Lol, All FTDI has to do is say "You were using a piece of software that was never advertised nor intended to work with the hardware you had connected to your system." Whether you installed it yourself or you had your computer configured to install it automatically, both are your responsibility to control.

I mean think of it, setting the precedent that by simply copying a VID:PID makes the original certified owners of that ID suddenly liable for any damage caused by malfunction (intentional or not) due to driver mis-identification is ludicrous. That's the whole point of the VID:PID system, to create unique identifying pairs for software to match hardware. Those that broke that trust system should be liable for any damage.

[miguelvp]

Hmm they committed a crime?

Well, since they are part of the UK and they are part of the EU, then go ahead by all means and report them to the authorities.
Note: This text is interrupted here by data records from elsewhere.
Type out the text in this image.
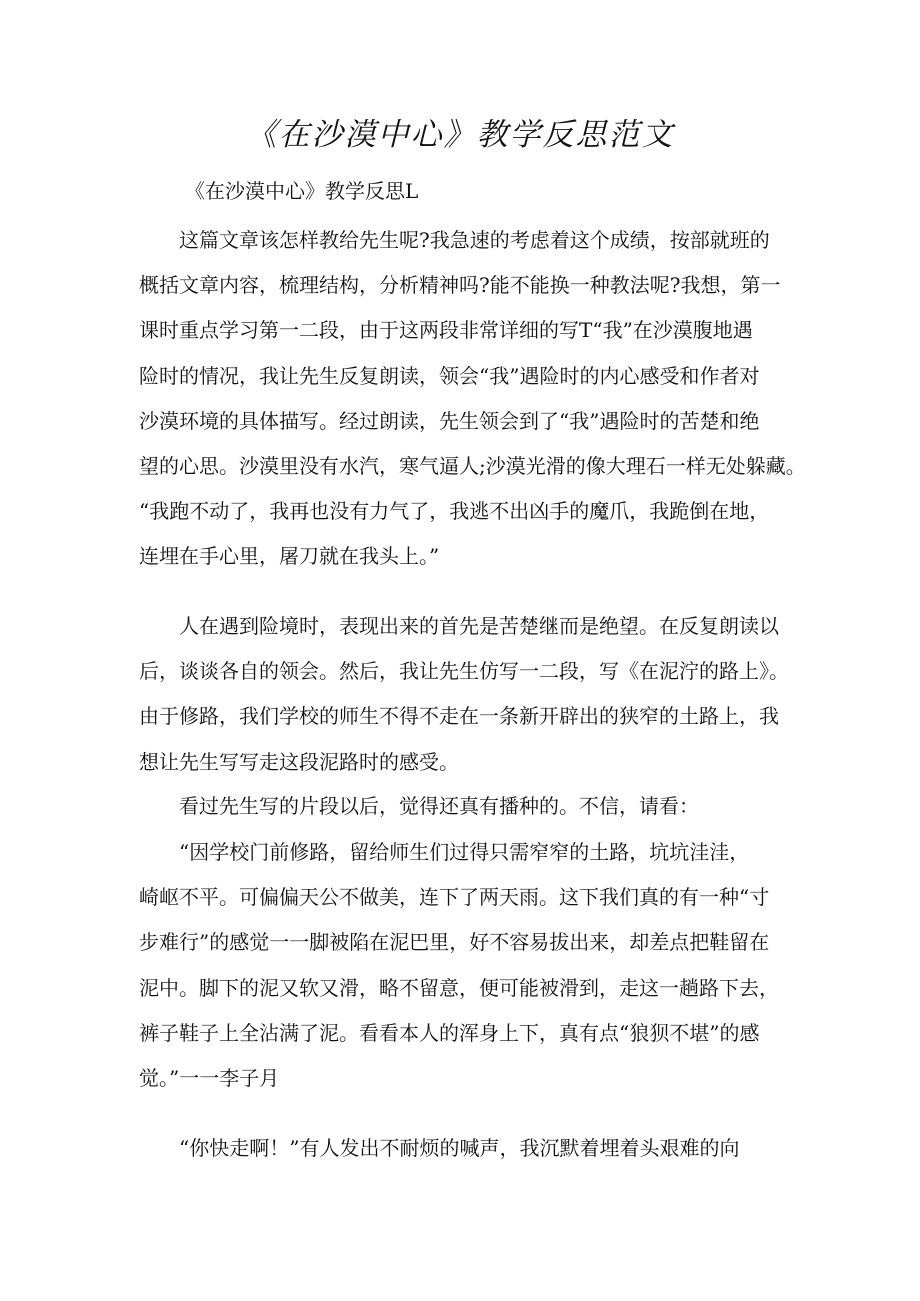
《在沙漠中心》教学反思范文

《在沙漠中心》教学反思L

这篇文章该怎样教给先生呢?我急速的考虑着这个成绩，按部就班的
概括文章内容，梳理结构，分析精神吗?能不能换一种教法呢?我想，第一
课时重点学习第一二段，由于这两段非常详细的写T“我”在沙漠腹地遇
险时的情况，我让先生反复朗读，领会“我”遇险时的内心感受和作者对
沙漠环境的具体描写。经过朗读，先生领会到了“我”遇险时的苦楚和绝
望的心思。沙漠里没有水汽，寒气逼人;沙漠光滑的像大理石一样无处躲藏。
“我跑不动了，我再也没有力气了，我逃不出凶手的魔爪，我跪倒在地，
连埋在手心里，屠刀就在我头上。”
人在遇到险境时，表现出来的首先是苦楚继而是绝望。在反复朗读以
后，谈谈各自的领会。然后，我让先生仿写一二段，写《在泥泞的路上》。
由于修路，我们学校的师生不得不走在一条新开辟出的狭窄的土路上，我
想让先生写写走这段泥路时的感受。
看过先生写的片段以后，觉得还真有播种的。不信，请看：
“因学校门前修路，留给师生们过得只需窄窄的土路，坑坑洼洼，
崎岖不平。可偏偏天公不做美，连下了两天雨。这下我们真的有一种“寸
步难行”的感觉一一脚被陷在泥巴里，好不容易拔出来，却差点把鞋留在
泥中。脚下的泥又软又滑，略不留意，便可能被滑到，走这一趟路下去，
裤子鞋子上全沾满了泥。看看本人的浑身上下，真有点“狼狈不堪”的感
觉。”一一李子月
“你快走啊！”有人发出不耐烦的喊声，我沉默着埋着头艰难的向
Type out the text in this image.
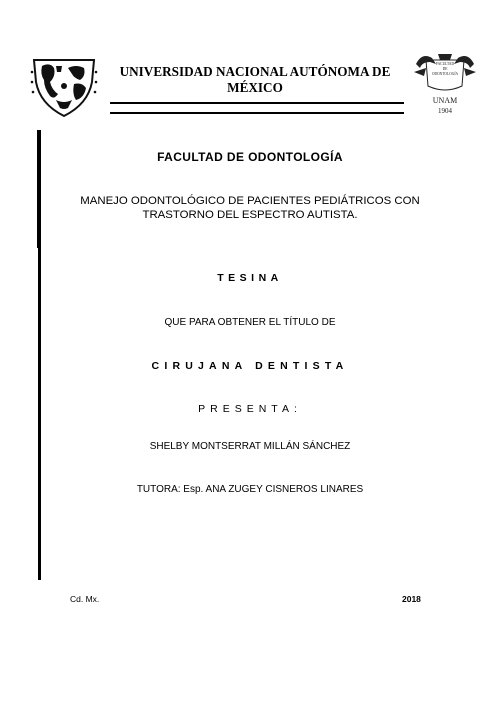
UNIVERSIDAD NACIONAL AUTÓNOMA DE MÉXICO
FACULTAD
DE
ODONTOLOGÍA
UNAM
1904
FACULTAD DE ODONTOLOGÍA
MANEJO ODONTOLÓGICO DE PACIENTES PEDIÁTRICOS CON TRASTORNO DEL ESPECTRO AUTISTA.
TESINA
QUE PARA OBTENER EL TÍTULO DE
CIRUJANA DENTISTA
PRESENTA:
SHELBY MONTSERRAT MILLÁN SÁNCHEZ
TUTORA: Esp. ANA ZUGEY CISNEROS LINARES
Cd. Mx.	2018
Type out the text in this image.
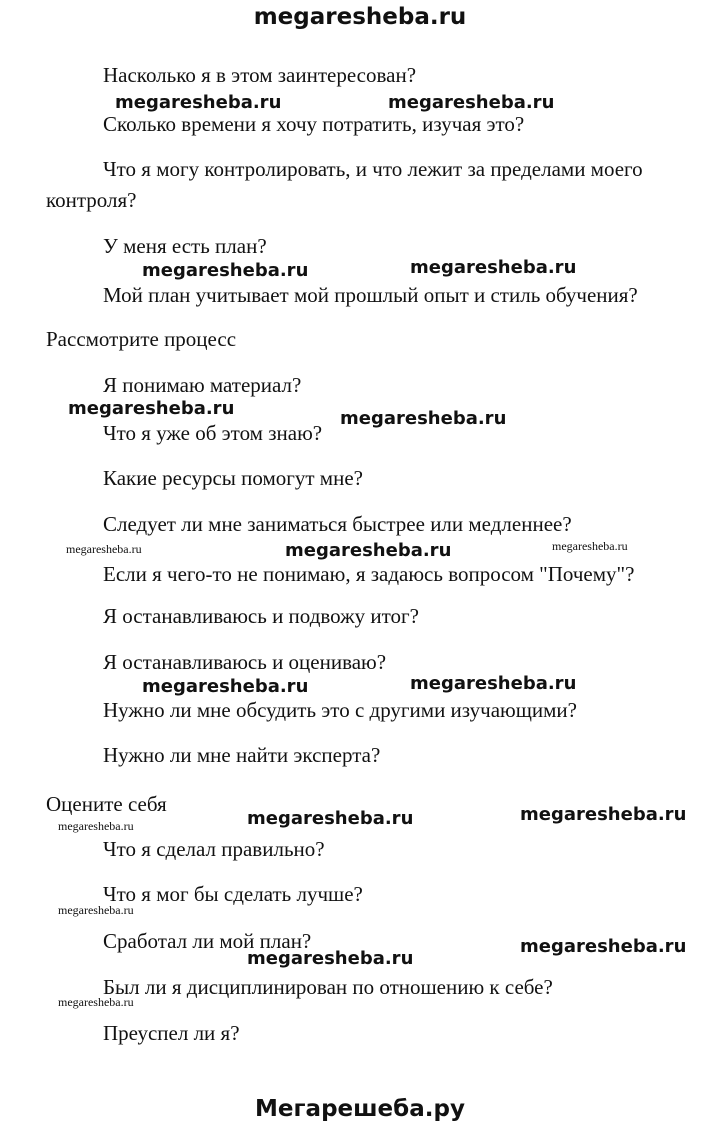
megaresheba.ru
Насколько я в этом заинтересован?
Сколько времени я хочу потратить, изучая это?
Что я могу контролировать, и что лежит за пределами моего
контроля?
У меня есть план?
Мой план учитывает мой прошлый опыт и стиль обучения?
Рассмотрите процесс
Я понимаю материал?
Что я уже об этом знаю?
Какие ресурсы помогут мне?
Следует ли мне заниматься быстрее или медленнее?
Если я чего-то не понимаю, я задаюсь вопросом "Почему"?
Я останавливаюсь и подвожу итог?
Я останавливаюсь и оцениваю?
Нужно ли мне обсудить это с другими изучающими?
Нужно ли мне найти эксперта?
Оцените себя
Что я сделал правильно?
Что я мог бы сделать лучше?
Сработал ли мой план?
Был ли я дисциплинирован по отношению к себе?
Преуспел ли я?
megaresheba.ru	megaresheba.ru
megaresheba.ru	megaresheba.ru
megaresheba.ru	megaresheba.ru
megaresheba.ru	megaresheba.ru	megaresheba.ru
megaresheba.ru	megaresheba.ru
megaresheba.ru	megaresheba.ru
megaresheba.ru
megaresheba.ru
megaresheba.ru
megaresheba.ru
megaresheba.ru
Мегарешеба.ру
Since you are so sure you get a lawyer and take action.

I'm out. Can't argue about law with people without a basic understanding of law. Silly me.

Since you are such an expert in law and you seen a company committing a crime as you said. Then as an EU citizen you should report them. I don't claim to have intrinsic knowledge of EU law at all, but you do make such claims.

Not reporting a crime is as bad as committing one, right?

[miguelvp]

Just a small hint: please read about "Strafanzeige" and "Strafantrag" and maybe you'll understand.

Does that mean that you want us to report it for you? I have no beef with FTDI at all.